Combat in roleplaying games is a catch-22 most of the time. Most players fervently desire that their characters be competent in combat situations because the average group of protagonists finds itself in combat, a lot. However, the more cool stuff you purposefully allow for combat, the more complex the beast becomes, and that leads to a great slowdown.
When you work on a system that seeks to replicate exciting combats and takes place in game worlds of high adventure, combat becomes pretty important. It’s no surprise that I spent a lot of time thinking about the flow of combat. How do you allow players to perform cool and unique maneuvers without becoming a pen and paper video game, and how do you keep it fun when there are lots of enemies on the field?
As nobody wants to slog through combat, I’ve tried to prefigure values such as Initiative and Toughness. They are parts of the character sheet, and as they only change when the Attributes they are based upon change, they don’t need to be calculated all the time. The same can be said for the idea of rolled versus static defense. I chose to go with figured TNs for attacks because it again speeds things up. Once I had Defenses for combat values I created ones for the most common mental issues as well.
This solves two potential problems. Player characters shouldn’t be told they are in love with NPC#2 or that NPC Overlord #1 causes them to wet themselves. Forcing emotions and actions on players is a recipe for disgruntled players. So, when I get to the interaction subsystem, we’ll talk more about how I got around that, however having a Defense for avoiding being manipulated and a Defense for avoiding becoming frightened has a few benefits.
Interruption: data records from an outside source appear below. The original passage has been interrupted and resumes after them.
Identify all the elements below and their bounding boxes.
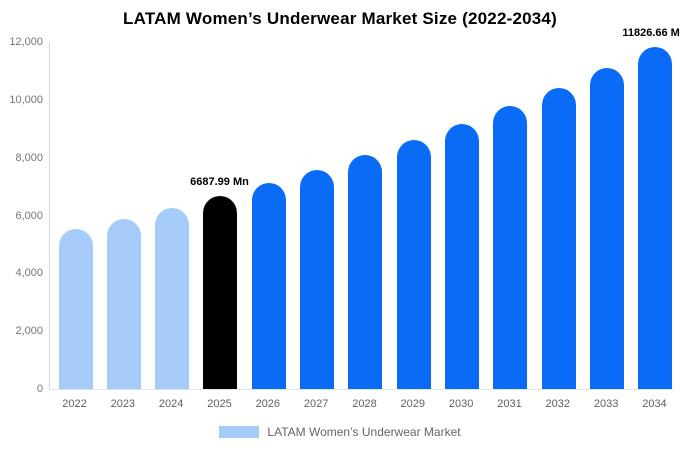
bar-2025: [203, 195, 238, 389]
bar-2030: [445, 123, 480, 389]
annotation-2025: 6687.99 Mn: [190, 175, 249, 188]
x-tick-label-2034: 2034: [642, 398, 667, 410]
x-tick-label-2031: 2031: [497, 398, 522, 410]
legend: LATAM Women’s Underwear Market: [0, 425, 680, 439]
annotation-2034: 11826.66 Mn: [622, 27, 680, 39]
y-tick-label-0: 0: [36, 383, 43, 395]
bar-2031: [493, 106, 528, 389]
bar-2023: [106, 218, 141, 389]
legend-label: LATAM Women’s Underwear Market: [267, 425, 461, 439]
plot-area: [49, 42, 674, 390]
y-tick-label-6000: 6,000: [15, 209, 43, 222]
chart-title: LATAM Women’s Underwear Market Size (202…: [123, 9, 557, 28]
bar-2034: [638, 47, 673, 389]
bar-2033: [590, 68, 625, 389]
bar-2032: [541, 87, 576, 389]
bar-2029: [396, 139, 431, 389]
x-tick-label-2024: 2024: [158, 398, 184, 410]
x-tick-label-2023: 2023: [110, 398, 136, 410]
x-tick-label-2027: 2027: [303, 398, 329, 410]
x-tick-label-2032: 2032: [545, 398, 571, 410]
x-tick-label-2025: 2025: [207, 398, 232, 410]
x-tick-label-2022: 2022: [62, 398, 87, 410]
legend-swatch: [219, 426, 260, 438]
bar-2028: [348, 155, 383, 389]
y-tick-label-8000: 8,000: [15, 151, 43, 164]
x-tick-label-2033: 2033: [593, 398, 619, 410]
y-tick-label-2000: 2,000: [15, 325, 43, 338]
x-tick-label-2026: 2026: [255, 398, 281, 410]
bar-2026: [251, 183, 286, 389]
bar-2022: [58, 229, 93, 389]
bar-2024: [155, 207, 190, 389]
y-tick-label-10000: 10,000: [9, 93, 43, 106]
x-tick-label-2030: 2030: [448, 398, 474, 410]
x-tick-label-2029: 2029: [400, 398, 426, 410]
x-tick-label-2028: 2028: [352, 398, 377, 410]
bar-2027: [300, 169, 335, 389]
y-tick-label-12000: 12,000: [9, 36, 43, 48]
y-tick-label-4000: 4,000: [15, 267, 43, 280]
First, it again speeds up play. If you demand an opposed roll every time the players are affected by something, you slow the game down. If you make them roll against a TN to avoid the issue instead, you have to either keep track of various combinations of attributes, skills, and esoteric bonuses, or you need to show your hand every single time a PC is the target of a social attack, or there is something scary lurking in the room. However, even with 5 Defenses, it’s a simple matter to record these 5 numbers for each player and keep track of them to speed things along. And to be fair, you only really need to keep track of 2 of them if you’re worried about tipping your hand during a tense scene.
Second, it gives an actual number that the players can’t really complain about as their resistance. If they want to be better at resisting social attacks or fear, maybe they should bolster their defense directly or indirectly? Still, I know that some players don’t trust static numbers for defense, so players always have the option to use an action to actively defend against one of the five static defense areas. Now, on to dealing damage.
I had originally come up with a damage and wound system that turned potential damage into wounds without using dice again. It used a pair of simple math comparisons, and was slightly gritty in the sweet spot most players and enemies would reside in, but then I remembered that players like to roll dice. Now, each weapon is in a lethality class and that determines how many dice are rolled. I still wanted a system where damage might not become wounds. Wounds should be bad. They indicate a change in status that makes it harder to succeed at all tasks. Also wounds indicate lethal force was used and consequently demand recovery time. It’s the best way in my opinion to insert some grit in an otherwise fully cinematic experience.